Majority feel worse off after tax changes: poll

More people are unhappy with tax changes than are pleased, a new poll shows.

On October 1, the Government increased GST from 12.5 percent to 15 percent, increased benefits and reduced personal income tax rates.

A nationwide HorizonPoll survey of 1558 people between November 16 and 19 found 8.2 percent of those surveyed felt better off because of the changes while 53.5 percent thought they were worse off.

A substantial group, 35.6 percent, felt their situation was unchanged.

Of lower income households, 71.5 percent earning less than $20,000 a year felt worse off while 60 percent of those earning between $20,000 and $30,000 felt the same.

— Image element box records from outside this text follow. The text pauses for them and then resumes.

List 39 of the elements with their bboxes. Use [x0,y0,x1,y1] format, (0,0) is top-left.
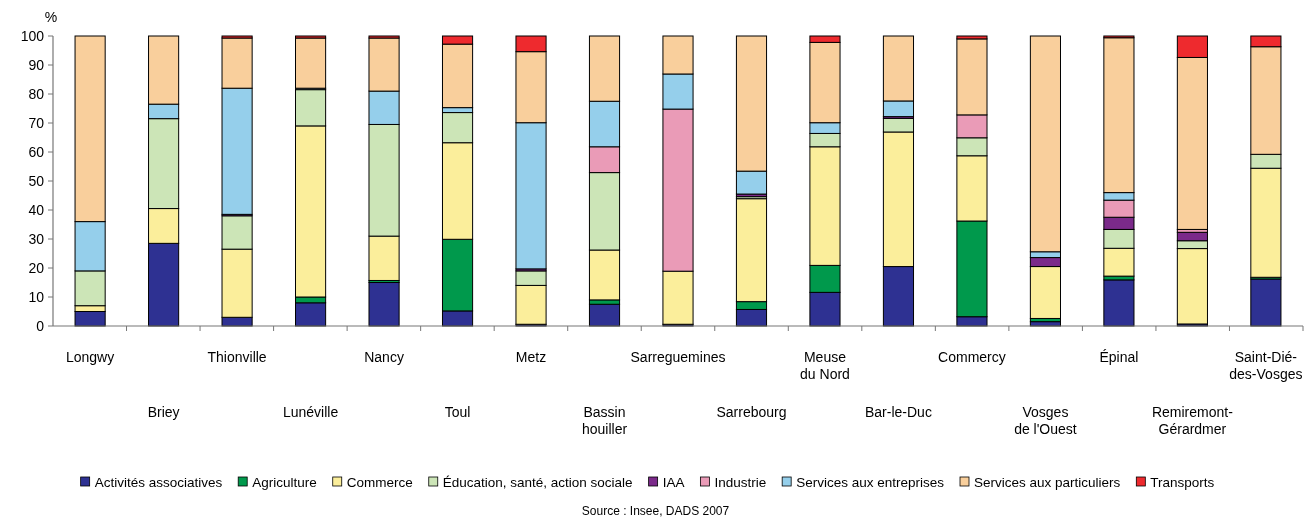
legend-label: Commerce [346,474,413,490]
x-tick-label: Sarreguemines [630,349,726,365]
legend-label: IAA [662,474,685,490]
x-tick-label: Nancy [364,349,404,365]
y-tick-label: 80 [28,85,45,102]
x-tick-label: Metz [515,349,547,365]
y-axis-title: % [44,9,58,25]
x-tick-label: Saint-Dié- des-Vosges [1229,349,1303,382]
x-tick-label: Lunéville [282,404,339,420]
legend-label: Industrie [714,474,767,490]
x-tick-label: Meuse du Nord [800,349,850,382]
legend-label: Agriculture [252,474,317,490]
x-tick-label: Thionville [207,349,267,365]
x-tick-label: Bar-le-Duc [865,404,932,420]
y-tick-label: 30 [28,230,45,247]
y-tick-label: 100 [20,27,45,44]
legend-label: Services aux entreprises [796,474,945,490]
x-tick-label: Longwy [65,349,115,365]
source-note: Source : Insee, DADS 2007 [581,504,730,518]
x-tick-label: Sarrebourg [716,404,787,420]
x-tick-label: Commercy [938,349,1006,365]
y-tick-label: 10 [28,288,45,305]
x-tick-label: Bassin houiller [581,404,628,437]
x-tick-label: Remiremont- Gérardmer [1151,404,1234,437]
y-tick-label: 50 [28,172,45,189]
y-tick-label: 40 [28,201,45,218]
x-tick-label: Vosges de l'Ouest [1014,404,1077,437]
y-tick-label: 20 [28,259,45,276]
y-tick-label: 60 [28,143,45,160]
x-tick-label: Épinal [1099,349,1139,365]
legend-label: Activités associatives [94,474,223,490]
x-tick-label: Briey [147,404,180,420]
legend-label: Transports [1150,474,1215,490]
y-tick-label: 90 [28,56,45,73]
x-tick-label: Toul [444,404,471,420]
legend-label: Éducation, santé, action sociale [442,474,633,490]
y-tick-label: 0 [36,317,45,334]
legend-label: Services aux particuliers [974,474,1121,490]
y-tick-label: 70 [28,114,45,131]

Among households earning between $100,001 and $150,000, 39.3 percent a year felt worse off (19.6 percent better off) and 53.2 percent of those in households with incomes $200,000 plus felt worse off (24.6 percent better off).

Of households earning $30,000 to $50,000, 5.5 percent felt better off, 54.3 percent worse off.

Among middle income households earning $50,001 to $70,000 a year 11 percent felt better off, 45.9 percent worse off.

Young and elderly people felt better off -- 18 to 24 year-olds had the highest better-off result at 11.2 percent, followed by those aged 65-74 years (9.5 percent). Among 24 to 34 year-olds 4.3 percent felt better off, the lowest score.

Among National voters, 14.9 percent felt better off, 44.6 percent were neutral and 37.3 percent said they were worse off.

Of Labour voters, 4.2 percent feel better off, 30.4 percent neither better nor worse and 62.9 percent worse off.

The poll has a margin of error of 2.5 percent.